Юля склонила голову к левому плечу, украдкой поглядывая по сторонам.

Там за спинами грузной Тамары и пересевшей к ней на скамейку врачихи наметилось какое-то движение. Сначала в образовавшийся коридор раздавшихся в разные стороны человеческих тел протиснулась машина спасательной службы. Осторожно прошуршала шинами мимо скамейки и укатила на базу, видимо. Потом, не особо церемонясь, взвизгнула сиреной «Скорая». Тоже уехала.

— Вас не взяли, — кивнула Юля докторше.

— Ничего, меня милиция подберет. — Она вздохнула и принялась поправлять в своем чемоданчике пузырьки и упаковки с лекарствами. — Не так-то уж и далеко, пешком пять минут ходьбы. Вы как?

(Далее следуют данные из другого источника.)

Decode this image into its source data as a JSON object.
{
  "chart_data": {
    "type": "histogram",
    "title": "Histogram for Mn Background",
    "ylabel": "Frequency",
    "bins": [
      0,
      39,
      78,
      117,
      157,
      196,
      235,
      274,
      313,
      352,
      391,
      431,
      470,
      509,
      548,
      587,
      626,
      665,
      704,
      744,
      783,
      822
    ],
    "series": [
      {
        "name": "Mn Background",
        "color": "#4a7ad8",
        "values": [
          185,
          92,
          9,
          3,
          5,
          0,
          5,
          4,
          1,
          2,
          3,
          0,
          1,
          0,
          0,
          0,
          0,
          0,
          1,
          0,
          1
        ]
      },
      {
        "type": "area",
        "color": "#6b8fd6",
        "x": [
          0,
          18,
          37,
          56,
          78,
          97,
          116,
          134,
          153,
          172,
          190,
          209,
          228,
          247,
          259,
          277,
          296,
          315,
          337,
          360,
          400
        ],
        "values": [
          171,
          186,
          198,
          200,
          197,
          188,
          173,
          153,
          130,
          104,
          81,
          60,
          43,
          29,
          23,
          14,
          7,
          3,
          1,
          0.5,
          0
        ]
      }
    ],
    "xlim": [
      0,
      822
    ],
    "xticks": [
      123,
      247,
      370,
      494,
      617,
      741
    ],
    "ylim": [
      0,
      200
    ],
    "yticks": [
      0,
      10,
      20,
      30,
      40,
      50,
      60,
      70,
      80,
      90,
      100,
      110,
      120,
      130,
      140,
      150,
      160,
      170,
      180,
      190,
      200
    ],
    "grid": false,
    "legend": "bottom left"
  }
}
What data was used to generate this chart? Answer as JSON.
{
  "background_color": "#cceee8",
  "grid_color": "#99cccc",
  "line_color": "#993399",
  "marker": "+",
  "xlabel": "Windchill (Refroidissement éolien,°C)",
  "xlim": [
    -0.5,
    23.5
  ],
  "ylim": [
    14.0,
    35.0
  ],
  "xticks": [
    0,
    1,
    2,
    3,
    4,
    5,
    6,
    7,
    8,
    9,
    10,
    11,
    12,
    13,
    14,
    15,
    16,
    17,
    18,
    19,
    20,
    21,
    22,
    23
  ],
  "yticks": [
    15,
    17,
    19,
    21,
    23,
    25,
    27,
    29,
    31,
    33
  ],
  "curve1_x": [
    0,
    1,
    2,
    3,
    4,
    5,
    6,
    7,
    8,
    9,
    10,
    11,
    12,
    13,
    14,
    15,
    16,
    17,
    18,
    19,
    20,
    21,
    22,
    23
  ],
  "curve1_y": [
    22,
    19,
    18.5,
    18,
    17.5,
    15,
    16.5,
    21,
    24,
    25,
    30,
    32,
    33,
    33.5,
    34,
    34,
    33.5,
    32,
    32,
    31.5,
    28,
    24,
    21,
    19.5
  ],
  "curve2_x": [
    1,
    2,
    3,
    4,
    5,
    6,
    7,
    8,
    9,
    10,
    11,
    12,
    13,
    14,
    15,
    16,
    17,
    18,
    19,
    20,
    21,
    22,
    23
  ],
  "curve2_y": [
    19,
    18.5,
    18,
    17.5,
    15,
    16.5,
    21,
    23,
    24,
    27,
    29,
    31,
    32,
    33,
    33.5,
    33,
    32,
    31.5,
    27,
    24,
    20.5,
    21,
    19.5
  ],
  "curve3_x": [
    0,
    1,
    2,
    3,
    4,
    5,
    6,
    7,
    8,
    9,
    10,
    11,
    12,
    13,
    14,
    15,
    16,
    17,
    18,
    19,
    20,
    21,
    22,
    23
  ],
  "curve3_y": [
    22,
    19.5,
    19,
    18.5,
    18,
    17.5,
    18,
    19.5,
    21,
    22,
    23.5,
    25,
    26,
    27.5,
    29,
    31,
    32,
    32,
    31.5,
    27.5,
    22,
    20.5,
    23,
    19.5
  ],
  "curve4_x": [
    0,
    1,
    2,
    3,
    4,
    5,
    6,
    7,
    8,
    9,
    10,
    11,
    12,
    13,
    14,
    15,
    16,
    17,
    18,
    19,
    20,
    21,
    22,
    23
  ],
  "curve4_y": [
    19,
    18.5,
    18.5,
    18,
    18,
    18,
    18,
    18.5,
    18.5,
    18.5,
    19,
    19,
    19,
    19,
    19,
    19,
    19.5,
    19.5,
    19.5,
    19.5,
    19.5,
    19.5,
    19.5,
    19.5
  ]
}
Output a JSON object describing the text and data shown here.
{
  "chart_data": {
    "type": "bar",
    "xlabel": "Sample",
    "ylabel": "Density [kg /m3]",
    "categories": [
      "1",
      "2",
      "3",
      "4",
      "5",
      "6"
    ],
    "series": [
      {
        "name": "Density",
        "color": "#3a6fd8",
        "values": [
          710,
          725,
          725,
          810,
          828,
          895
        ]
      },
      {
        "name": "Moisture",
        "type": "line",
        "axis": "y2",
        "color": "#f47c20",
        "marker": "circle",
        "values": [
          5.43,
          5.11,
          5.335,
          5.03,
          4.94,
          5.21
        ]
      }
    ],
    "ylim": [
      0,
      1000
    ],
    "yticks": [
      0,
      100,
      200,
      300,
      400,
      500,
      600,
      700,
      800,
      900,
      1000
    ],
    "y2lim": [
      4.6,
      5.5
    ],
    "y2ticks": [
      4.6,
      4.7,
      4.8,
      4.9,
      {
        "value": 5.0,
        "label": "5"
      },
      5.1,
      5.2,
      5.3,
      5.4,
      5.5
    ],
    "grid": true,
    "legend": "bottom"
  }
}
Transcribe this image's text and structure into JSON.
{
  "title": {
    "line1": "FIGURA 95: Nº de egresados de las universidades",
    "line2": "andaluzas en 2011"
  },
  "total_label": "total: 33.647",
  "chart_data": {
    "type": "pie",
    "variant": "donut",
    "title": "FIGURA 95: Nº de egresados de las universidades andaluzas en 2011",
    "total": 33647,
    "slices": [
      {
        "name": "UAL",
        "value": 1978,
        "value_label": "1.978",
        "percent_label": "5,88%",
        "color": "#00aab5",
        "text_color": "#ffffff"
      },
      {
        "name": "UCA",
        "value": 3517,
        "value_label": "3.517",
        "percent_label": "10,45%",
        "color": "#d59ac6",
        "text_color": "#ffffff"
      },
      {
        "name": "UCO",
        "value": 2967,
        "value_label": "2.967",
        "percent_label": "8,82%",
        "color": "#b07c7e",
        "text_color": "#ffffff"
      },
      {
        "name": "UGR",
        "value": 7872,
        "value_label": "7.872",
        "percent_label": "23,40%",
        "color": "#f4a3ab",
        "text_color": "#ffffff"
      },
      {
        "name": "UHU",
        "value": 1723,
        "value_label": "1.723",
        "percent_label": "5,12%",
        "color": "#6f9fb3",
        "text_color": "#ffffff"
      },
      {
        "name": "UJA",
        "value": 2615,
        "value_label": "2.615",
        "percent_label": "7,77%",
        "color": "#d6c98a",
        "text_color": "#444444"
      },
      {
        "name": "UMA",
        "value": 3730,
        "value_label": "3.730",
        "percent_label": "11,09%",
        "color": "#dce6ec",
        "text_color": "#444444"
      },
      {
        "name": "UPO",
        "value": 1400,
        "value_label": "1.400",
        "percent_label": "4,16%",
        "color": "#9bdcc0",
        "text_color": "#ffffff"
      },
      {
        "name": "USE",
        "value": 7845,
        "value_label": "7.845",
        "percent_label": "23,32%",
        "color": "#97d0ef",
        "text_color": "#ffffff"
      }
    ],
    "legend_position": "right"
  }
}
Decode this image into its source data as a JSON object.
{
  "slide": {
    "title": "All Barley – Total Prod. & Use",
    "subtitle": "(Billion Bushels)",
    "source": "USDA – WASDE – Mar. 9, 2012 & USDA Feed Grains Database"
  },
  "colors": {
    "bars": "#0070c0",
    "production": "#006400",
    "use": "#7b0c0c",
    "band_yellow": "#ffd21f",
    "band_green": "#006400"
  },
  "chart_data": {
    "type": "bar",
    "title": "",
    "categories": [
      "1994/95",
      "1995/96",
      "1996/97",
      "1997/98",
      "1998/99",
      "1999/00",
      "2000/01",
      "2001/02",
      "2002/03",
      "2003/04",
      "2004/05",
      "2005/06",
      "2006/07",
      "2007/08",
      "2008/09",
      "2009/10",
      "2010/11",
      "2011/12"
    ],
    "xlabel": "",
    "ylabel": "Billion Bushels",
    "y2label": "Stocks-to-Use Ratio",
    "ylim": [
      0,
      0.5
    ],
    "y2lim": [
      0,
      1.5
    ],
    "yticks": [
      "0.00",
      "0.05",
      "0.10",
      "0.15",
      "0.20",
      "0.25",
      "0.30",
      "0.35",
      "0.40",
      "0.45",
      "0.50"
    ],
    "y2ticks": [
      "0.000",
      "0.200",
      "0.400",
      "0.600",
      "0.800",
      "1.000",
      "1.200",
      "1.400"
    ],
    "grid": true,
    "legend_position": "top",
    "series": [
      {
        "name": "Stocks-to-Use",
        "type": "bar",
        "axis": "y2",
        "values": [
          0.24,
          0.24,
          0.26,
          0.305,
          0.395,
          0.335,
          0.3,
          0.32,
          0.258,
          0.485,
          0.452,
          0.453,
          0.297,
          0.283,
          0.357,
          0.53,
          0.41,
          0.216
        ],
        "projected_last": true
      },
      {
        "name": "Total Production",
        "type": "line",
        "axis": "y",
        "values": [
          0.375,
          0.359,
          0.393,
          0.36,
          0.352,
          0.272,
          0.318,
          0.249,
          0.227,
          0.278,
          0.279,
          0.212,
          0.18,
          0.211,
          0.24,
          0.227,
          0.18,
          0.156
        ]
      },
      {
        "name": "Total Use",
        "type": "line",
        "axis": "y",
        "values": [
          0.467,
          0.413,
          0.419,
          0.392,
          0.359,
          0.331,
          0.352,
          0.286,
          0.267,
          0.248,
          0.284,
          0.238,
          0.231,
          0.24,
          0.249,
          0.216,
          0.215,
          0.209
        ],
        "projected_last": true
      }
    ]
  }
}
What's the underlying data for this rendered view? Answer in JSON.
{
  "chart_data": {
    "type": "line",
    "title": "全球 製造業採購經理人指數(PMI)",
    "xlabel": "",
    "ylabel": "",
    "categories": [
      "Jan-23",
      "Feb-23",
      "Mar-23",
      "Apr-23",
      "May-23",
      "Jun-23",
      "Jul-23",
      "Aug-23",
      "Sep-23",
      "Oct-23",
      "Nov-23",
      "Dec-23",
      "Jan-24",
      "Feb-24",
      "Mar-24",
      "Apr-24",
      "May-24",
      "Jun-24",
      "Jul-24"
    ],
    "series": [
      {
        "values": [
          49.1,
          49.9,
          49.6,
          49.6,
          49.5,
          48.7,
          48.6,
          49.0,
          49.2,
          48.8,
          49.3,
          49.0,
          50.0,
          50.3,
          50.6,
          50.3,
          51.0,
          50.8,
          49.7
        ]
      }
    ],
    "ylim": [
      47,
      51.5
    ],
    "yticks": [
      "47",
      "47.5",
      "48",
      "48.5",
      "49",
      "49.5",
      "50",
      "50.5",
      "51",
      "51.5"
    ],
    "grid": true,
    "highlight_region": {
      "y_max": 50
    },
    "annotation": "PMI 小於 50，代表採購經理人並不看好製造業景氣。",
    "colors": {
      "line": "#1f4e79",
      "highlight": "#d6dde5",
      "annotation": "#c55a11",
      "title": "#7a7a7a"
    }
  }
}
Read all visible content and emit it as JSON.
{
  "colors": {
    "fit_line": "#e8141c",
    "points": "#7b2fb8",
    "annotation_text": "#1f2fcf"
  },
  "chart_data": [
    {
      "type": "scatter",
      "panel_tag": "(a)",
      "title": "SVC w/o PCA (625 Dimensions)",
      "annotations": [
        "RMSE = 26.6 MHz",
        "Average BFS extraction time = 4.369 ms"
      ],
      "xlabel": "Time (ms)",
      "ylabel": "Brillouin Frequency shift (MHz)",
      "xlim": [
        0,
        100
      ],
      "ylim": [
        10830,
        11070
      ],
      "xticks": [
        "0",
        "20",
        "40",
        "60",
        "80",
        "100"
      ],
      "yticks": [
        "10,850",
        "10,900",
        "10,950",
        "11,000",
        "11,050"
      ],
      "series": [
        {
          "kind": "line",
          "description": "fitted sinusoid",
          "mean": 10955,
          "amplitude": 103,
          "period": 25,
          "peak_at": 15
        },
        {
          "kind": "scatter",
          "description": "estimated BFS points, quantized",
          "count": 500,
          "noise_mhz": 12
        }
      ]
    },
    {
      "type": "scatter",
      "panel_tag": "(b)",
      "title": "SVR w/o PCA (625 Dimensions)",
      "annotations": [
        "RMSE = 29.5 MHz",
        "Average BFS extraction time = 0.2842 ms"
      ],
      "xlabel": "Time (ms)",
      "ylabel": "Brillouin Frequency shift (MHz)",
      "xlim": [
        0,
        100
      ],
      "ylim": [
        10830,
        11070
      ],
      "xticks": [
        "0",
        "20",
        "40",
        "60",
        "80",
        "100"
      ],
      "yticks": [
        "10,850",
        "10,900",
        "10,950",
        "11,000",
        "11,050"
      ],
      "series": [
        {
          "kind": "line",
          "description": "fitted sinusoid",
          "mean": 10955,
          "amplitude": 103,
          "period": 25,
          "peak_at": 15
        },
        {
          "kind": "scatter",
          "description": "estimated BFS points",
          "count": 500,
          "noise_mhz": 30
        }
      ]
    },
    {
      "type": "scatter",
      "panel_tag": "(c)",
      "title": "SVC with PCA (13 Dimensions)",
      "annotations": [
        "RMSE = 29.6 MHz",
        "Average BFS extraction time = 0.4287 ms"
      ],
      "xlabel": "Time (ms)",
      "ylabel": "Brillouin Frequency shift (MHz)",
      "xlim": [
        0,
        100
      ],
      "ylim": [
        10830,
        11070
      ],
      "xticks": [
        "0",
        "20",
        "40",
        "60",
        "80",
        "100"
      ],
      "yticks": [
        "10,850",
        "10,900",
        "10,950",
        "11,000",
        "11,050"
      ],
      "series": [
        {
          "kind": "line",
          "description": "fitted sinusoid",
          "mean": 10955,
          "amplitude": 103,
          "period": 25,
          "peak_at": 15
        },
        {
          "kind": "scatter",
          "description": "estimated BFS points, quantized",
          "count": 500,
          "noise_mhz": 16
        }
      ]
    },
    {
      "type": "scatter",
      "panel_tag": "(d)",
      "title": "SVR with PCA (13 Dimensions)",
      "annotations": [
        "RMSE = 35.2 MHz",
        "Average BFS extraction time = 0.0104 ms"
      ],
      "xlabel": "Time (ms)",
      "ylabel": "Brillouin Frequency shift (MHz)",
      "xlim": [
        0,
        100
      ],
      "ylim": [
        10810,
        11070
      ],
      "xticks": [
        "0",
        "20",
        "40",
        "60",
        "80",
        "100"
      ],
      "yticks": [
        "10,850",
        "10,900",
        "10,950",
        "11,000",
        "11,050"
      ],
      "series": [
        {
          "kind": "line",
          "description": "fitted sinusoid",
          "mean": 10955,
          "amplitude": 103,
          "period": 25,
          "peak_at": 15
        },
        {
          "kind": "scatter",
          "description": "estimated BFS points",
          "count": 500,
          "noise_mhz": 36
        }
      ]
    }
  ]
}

— Не знаю. — Юля снова выглянула из-за ее плеча. — Мне никак. Я ничего не осознаю.

— Понятно.

Девица подхватила Юлину руку с ее колена, вцепилась в запястье, нащупала пульс, удовлетворенно крякнув, что все вроде в порядке. Для верности померила и давление. Осмотрела зрачки, раздирая Юле веко. Пошлепала по плечу одобрительно и обратилась к милиционеру, застывшему чуть поодаль:

— Слышь, Сергей Петрович, что с ней делать?

— Как она? — Его волосатые руки снова уперлись в тощие бока.

— Да ничего вроде. Давление, пульс, все в норме. То ли шок у нее, то ли в самом деле не особо большая потеря. Я не психиатр и даже не врач, я всего лишь фельдшер. На всякий случай успокоительное ей вколола. Уснуть должна минут через двадцать-тридцать.

— Нормально, нет! А в больницу со мной кто поедет? А опознание мне кто проводить должен, пингвины, что ли?! — Милиционер, хоть и поставил Тамаре на вид за ее бранные слова, сам изругался. — Пацан, что с погибшим был, опознал погибшего. Но этого мало.

— А че так?

Фельдшерица приставила к глазам руку козырьком, глянув на милиционера.

— А то! Ты видала, что там осталось?

— Видала.

— Ну!

— Чего ну? Плавки его, маска с трубкой и шапочка резиновая тоже его. Чего еще-то надо, не пойму!

— Родственники должны опознавать, вот что! — он сунул правую руку в широченный левый рукав и поскреб по коже ногтями. — А ты ей успокоительного впорола. Теперь до завтра. А ну как она завтра снова неспособна будет. Что мне с этим утопленником делать прикажешь?! Мне его даже положить некуда! У нас в морге холодильники потекли! Слыхала небось?

— Слыхала. Там вроде ремонтировать собирались, вот их и отключили.

Юля их почти не слушала. Она с благодарностью приняла из рук пензенского Сергея бутылку минеральной воды и вливала ее теперь в себя маленькими глоточками, испытывая непередаваемое удовольствие.

Схватившаяся тонким ледком вода гремела в бутылке детской погремушкой. Крохотные льдинки похрустывали на зубах, таяли на языке, возвращали к жизни спекшееся нутро. Даже моргать стало не так больно. И чужое присутствие рядом воспринималось с полным безразличием. Хотя эти двое — милиционер и фельдшерица — не очень-то заботились о ее душевном состоянии, наперегонки обсуждая, куда им девать труп погибшего под винтом катера. Считали, видимо, что успокоительное лекарство все способно списать.